27:07 Nous demandons donc si vous avez conscience de votre propre vie quotidienne avec toutes ses complexités. Et ce n'est qu'à partir de là que l'on peut commencer, et non par une quelconque croyance, quelque idéal, quelque conclusion, comme croire en Brahman, ou en Dieu, en Jésus, ou autre chose. Toute cela n'est qu'illusion. Alors nous demandons, - écoutez, je vous prie - nous demandons si votre esprit est pris dans une illusion. S'il l'est, il vous est impossible d'effectuer en vous un changement radical, car vous êtes le monde, vous n'êtes pas distinct du reste de l'humanité, car vous souffrez, et les gens qui vivent à 10.000 km d'ici souffrent. Ils ont peur, comme vous. Ils sont en quête de sécurité, et en trouvent très peu, que ce soit dans le monde, ou dans le domaine psychologique, il y a très peu de sécurité. Ils veulent le bonheur et ils sont malheureux. Ils sont crédules, comme vous. Vous êtes donc essentiellement semblables à tout autre être humain. Ce n'est pas un concept intellectuel dont on peut discuter, c'est un fait. Que vous soyez brun, noir, blanc ou rose, à part la division raciale, et où qu'il se trouve dans le monde, chaque homme traverse tout ce que vous traversez vous-mêmes, psychologiquement et physiquement. N'est-ce pas comme cela? Vous avez peur de la mort, et les autres aussi. Vous croyez en la réincarnation, parce que cela vous réconforte, d'autres ont leurs propres théories sur l'après-vie. Il en va exactement de même pour chaque être humain dans le monde. Vous êtes donc essentiellement le monde.
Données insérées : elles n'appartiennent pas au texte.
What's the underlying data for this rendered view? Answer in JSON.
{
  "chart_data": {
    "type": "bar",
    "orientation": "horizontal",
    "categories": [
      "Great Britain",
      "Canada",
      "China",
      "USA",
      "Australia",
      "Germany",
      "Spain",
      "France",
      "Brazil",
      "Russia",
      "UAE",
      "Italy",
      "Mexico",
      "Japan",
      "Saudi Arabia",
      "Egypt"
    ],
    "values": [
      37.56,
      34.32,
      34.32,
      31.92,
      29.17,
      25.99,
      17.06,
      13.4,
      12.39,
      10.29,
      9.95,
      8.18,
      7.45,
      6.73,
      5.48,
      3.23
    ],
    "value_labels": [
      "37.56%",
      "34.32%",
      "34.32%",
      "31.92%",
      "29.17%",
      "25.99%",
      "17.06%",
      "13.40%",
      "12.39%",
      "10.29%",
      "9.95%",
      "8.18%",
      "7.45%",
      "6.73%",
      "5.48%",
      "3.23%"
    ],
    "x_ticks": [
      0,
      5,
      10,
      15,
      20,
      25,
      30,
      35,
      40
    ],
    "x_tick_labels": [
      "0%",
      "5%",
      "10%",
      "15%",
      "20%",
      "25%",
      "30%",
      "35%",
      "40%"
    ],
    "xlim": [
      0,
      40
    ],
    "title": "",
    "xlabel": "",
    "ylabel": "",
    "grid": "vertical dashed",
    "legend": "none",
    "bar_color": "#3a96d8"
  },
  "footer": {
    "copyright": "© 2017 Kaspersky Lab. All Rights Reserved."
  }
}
30:20 Mais cette réalisation n'est pas une affaire intellectuelle. Ce n’est pas une idée - bonne ou mauvaise. Si vous ne sentez pas, dans votre sang et dans vos tripes, que vous êtes le monde, alors, pour transformer le monde, vous devez changer, radicalement. Bien? Pouvons-nous partir de là? C'est-à-dire, est-on au courant, conscient des pensées, sentiments, de ses croyances, de ses idéaux, de sa corruption, de ses peurs, de ses plaisirs, vous connaissez tout cela? Que vous les connaissiez ou non, il faut chercher à comprendre pourquoi nous vivons comme nous le faisons, pourquoi nous acceptons de vivre ainsi. Comprenez-vous mes questions?
32:10 Donc, ensemble - je dis bien, ensemble - nous allons examiner, explorer en nous-mêmes. Cela n'est pas une thérapie de groupe, cette horreur, exposer mutuellement nos fautes dans un espoir de clarification. Nous allons discuter ensemble, examiner la qualité de nos esprits la qualité de nos coeurs, la qualité de notre cerveau. Pour examiner, vous devez être libres de regarder. N'est-ce pas, Messieurs? Libres de regarder en vous-mêmes. Ce qui signifie : aucune conclusion. N'est-ce pas? aucun sentiment d'autorité. Personne pour vous dire comment regarder, car alors vous voyez par ses yeux. Il ne faut pas de guide. Vous devez être libre de vous écouter, de vous observer et d'apprendre en observant, et d'agir en observant.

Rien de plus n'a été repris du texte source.